Dimanche 14 mai 2017

 

Les jours passent et se ressemblent mais les routes changent et s'améliorent. Je quitte Salto de bonne heure pour prendre la direction de Paysandu, principale ville du département du même nom. Et je remarque que la Ruta 3 qui relie les deux villes est en parfait état. Il était temps car je commençais à désespérer. J 'aurai aussi une bonne surprise en atteignant Paysandu puisque mon GPS TomTom détectera l'adresse de mon hôtel, me permettant d'arriver sur place dans les meilleures conditions.

Je m'attendais à voir plus de vaches dans les champs uruguayens mais en vain. La campagne vallonnée que je traverse (ci-dessous) est entrecoupée de prairies et de zones boisées. 120 kilomètres seulement me séparent de Paysandu, un nom signifiant « l'ile au milieu du fleuve » en langue guarani. En effet, face à la ville actuelle émergeait autrefois une ile en plein milieu de fleuve, d'où cette appellation. Et Paysandu d'être aujourd'hui devenue l'une des villes les plus importantes d'Uruguay, établissant sa frontière avec les deux villes argentines voisines de Colon et de Concepcion del Uruguay. Un pont international situé à quelques kilomètres de Paysandu permet d'ailleurs de franchir le cours d'eau Uruguay.


 

Aujourd'hui dimanche, c'est le jour du seigneur et en Uruguay, on tient à ses racines chrétiennes et beaucoup de magasins sont fermés. De plus, on fête ici la Fête des Mères et chaque maman de repartir du restaurant local avec une plante fleurie sous le bras. Délicate attention !

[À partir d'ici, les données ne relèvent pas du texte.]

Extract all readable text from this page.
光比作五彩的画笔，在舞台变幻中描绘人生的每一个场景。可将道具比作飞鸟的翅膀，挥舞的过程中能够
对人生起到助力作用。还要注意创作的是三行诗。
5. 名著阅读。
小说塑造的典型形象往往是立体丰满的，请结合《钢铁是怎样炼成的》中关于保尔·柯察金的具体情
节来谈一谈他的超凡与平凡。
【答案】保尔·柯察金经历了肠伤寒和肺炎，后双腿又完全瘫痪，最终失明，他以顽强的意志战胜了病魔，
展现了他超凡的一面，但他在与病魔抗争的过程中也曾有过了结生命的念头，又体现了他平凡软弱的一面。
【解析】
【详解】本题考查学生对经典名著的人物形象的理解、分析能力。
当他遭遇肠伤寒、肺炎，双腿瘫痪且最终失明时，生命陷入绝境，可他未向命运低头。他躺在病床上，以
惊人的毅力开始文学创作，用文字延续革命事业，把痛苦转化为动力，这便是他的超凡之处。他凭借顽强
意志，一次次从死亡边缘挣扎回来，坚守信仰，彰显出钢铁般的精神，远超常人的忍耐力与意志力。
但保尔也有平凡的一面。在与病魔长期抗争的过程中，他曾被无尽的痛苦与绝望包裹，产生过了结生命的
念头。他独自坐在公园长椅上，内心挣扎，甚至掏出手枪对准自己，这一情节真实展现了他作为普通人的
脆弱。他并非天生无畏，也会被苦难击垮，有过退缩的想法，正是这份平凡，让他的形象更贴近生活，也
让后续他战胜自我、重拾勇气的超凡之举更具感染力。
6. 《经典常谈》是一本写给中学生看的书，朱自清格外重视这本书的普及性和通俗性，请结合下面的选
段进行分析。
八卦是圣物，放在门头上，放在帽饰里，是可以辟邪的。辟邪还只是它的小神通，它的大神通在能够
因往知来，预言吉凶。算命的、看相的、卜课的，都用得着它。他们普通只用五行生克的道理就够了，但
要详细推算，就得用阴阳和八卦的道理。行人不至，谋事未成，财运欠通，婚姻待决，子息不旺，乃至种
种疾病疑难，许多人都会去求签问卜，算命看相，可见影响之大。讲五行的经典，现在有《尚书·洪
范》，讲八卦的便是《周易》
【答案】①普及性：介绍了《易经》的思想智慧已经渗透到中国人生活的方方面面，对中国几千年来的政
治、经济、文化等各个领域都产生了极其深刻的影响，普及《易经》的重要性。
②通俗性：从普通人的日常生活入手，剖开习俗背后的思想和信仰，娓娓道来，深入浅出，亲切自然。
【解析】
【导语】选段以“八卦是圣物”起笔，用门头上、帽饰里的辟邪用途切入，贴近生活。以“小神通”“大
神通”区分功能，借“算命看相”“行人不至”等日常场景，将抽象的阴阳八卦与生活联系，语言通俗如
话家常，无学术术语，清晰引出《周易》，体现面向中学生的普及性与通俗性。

En faisant mes premiers pas en ville, je découvre que l'office du tourisme est ouvert et me renseigne sur les horaires des musées. Par chance, le musée historique et le vieux cimetière sont ouverts jusqu'à 14h00, leur jour de congé étant le lundi. Je pars donc dans un premier temps à la découverte du musée d'histoire et je serai d'ailleurs le seul client de ma guide une heure durant. L'exposition permanente traite de la ville dans la modernité, de 1860 à 1910. On y parle des progrès de l'urbanisation, du développement de l'architecture et des avancées technologiques depuis le gouvernement de Basilio Pinilla (1858). On y traite également du rôle de la femme dans cette société alors machiste, dans les années 1900, de l'éducation et des enfants. La séparation des sexes est aussi abordée. Enfin, l'exposition s'intéresse à la culture sociétale née du fleuve Uruguay, tout proche.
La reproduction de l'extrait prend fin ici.